By Steven Siceloff,
NASA's John F. Kennedy Space Center
Many people think the launch director's job is to get the space shuttle off the ground. It isn't.
"The launch director's job is to not launch the space shuttle," said Mike Leinbach. He would know. Leinbach has been the Shuttle Launch Director at NASA's Kennedy Space Center for the last eight years.
As the last decision-maker before the space shuttle engines and boosters ignite, it is the launch director's responsibility to say "no" if everything doesn't look and feel exactly right. Even when the rest of the launch team says "go."
"It's the job to stay on the ground if we're not ready to go," Leinbach explained.
Former launch director Bob Sieck made that decision a couple of times during the course of overseeing more than 50 space shuttle launches.
Weather prompted one of those decisions, even though the forecast was green.
"I went outside and I saw the clouds pop up here and there," he said. "My training said, nope, it's not good enough. You could hear the moan go up in the control room. Nobody keyed their mikes, but you could hear it."
Leinbach calls the trait "calm assuredness" and said it is essential to anyone who wants to lead the shuttle launch team. Part of it is confidence and the other is a natural reserve that keeps a launch director from getting excited, even during times that would send many managers into fits.
"The calm assuredness is really key because if we're working something late and we're bumping against the clock, the last thing a launch director should do is have any kind of immediacy in his voice," Leinbach said. "You have to let the process play out. You can help the process along, but you don't want to come across as being rushed."
Adding to the pressure is the enormity of the stage. The launch director is a focal point during countdown and his words are often transmitted live and played over and over.
"You have to be able to approach the problem as if the world wasn't watching," Sieck said.
Although he is the leader of the launch team, the director also knows the value of a highly skilled and thoroughly trained group of test directors, test conductors, system engineers, and safety and quality professionals.

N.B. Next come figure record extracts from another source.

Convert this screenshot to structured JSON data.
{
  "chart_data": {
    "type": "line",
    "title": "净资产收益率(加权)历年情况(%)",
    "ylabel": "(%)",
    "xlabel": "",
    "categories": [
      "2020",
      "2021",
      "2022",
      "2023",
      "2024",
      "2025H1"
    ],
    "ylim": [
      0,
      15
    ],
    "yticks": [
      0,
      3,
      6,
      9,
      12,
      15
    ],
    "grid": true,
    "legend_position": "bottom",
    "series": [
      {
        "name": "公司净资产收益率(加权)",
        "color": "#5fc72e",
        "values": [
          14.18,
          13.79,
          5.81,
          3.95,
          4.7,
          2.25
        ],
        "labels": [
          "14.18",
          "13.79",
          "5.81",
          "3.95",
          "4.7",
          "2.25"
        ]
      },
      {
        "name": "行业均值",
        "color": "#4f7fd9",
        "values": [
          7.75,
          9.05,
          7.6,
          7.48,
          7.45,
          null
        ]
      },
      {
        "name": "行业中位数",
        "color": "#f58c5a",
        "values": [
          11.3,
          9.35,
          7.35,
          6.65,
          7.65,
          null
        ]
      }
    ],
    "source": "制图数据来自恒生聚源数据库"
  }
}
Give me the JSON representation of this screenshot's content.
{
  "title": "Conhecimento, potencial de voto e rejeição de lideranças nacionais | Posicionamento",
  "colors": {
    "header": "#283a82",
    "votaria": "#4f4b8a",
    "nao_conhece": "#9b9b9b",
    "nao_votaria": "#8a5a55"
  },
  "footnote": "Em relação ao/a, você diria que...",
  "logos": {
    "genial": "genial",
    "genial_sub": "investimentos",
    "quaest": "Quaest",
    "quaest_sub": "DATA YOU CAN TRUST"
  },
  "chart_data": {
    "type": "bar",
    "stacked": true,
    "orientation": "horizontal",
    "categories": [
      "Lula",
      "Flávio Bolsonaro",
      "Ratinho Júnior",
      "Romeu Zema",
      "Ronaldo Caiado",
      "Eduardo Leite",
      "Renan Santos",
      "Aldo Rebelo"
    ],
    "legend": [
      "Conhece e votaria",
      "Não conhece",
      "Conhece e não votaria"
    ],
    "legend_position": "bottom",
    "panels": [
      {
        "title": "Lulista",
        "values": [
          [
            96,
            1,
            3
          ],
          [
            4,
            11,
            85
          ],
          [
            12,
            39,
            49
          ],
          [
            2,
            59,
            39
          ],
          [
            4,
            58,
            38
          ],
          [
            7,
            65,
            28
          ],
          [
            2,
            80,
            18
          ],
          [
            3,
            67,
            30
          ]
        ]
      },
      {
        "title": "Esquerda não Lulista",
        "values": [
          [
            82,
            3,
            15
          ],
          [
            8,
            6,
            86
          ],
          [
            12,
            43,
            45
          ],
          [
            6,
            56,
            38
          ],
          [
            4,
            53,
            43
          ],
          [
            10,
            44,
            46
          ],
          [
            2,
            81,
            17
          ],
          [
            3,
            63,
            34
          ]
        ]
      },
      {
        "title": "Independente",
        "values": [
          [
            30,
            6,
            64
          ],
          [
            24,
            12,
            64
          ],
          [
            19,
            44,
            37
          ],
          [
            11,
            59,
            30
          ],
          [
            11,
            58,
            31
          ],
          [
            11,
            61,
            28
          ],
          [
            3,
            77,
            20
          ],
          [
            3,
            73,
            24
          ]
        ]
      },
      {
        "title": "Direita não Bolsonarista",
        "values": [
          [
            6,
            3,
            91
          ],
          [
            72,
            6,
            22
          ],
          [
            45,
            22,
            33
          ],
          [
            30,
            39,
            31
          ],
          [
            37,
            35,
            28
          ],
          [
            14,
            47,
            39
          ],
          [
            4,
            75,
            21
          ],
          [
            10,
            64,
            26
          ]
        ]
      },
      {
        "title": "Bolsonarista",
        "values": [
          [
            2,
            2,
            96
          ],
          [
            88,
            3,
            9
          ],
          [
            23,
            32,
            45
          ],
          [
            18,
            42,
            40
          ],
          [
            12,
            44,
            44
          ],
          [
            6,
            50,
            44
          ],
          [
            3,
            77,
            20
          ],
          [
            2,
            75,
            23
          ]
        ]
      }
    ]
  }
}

"The team is outstanding and will never allow me to feel like I’m in over my head," Leinbach said.
That doesn't mean there are not some anxious or nervous feelings, especially at first, but training usually takes care of those long before launch day.
The Kennedy launch team typically goes through two simulated countdowns before launch day. The whole group of test directors, controllers and engineers work through the same processes as launch day, but there's 25 to 30 manufactured problems thrown into the mix.
"You've got to let the team make some mistakes," Leinbach said. "In any walk of life, the best way to learn something is to make a mistake, correct it, and move on. On training days, I'll let the team make some pretty significant mistakes."
The confidence comes in part from personality, but it also is the result of years of intensely studying how spacecraft systems operate and how they impact other systems.
"I tell everybody I am not a system expert in any particular system, but I do know all the systems well enough to know how they behave, and how they interrelate," Leinbach said.
Chris Kraft, who oversaw NASA's earliest crewed launches, said that skill has always been essential to a launch director's resume.
"You have to understand orbital mechanics, at least as far as what it's going to do if you miss the prime launch time," Kraft said. "And at the same time understand the parameters necessary for proper photography, the necessary winds and the abort requirements."
A focus on safety is the common thread that runs through all past and present launch directors and everyone on the launch team, Kraft believes.
"I think they're pretty dedicated people making sure it's going to be a damn safe ride for the crew," he said. "You always wanted to make sure it was as perfect a vehicle as you could make it."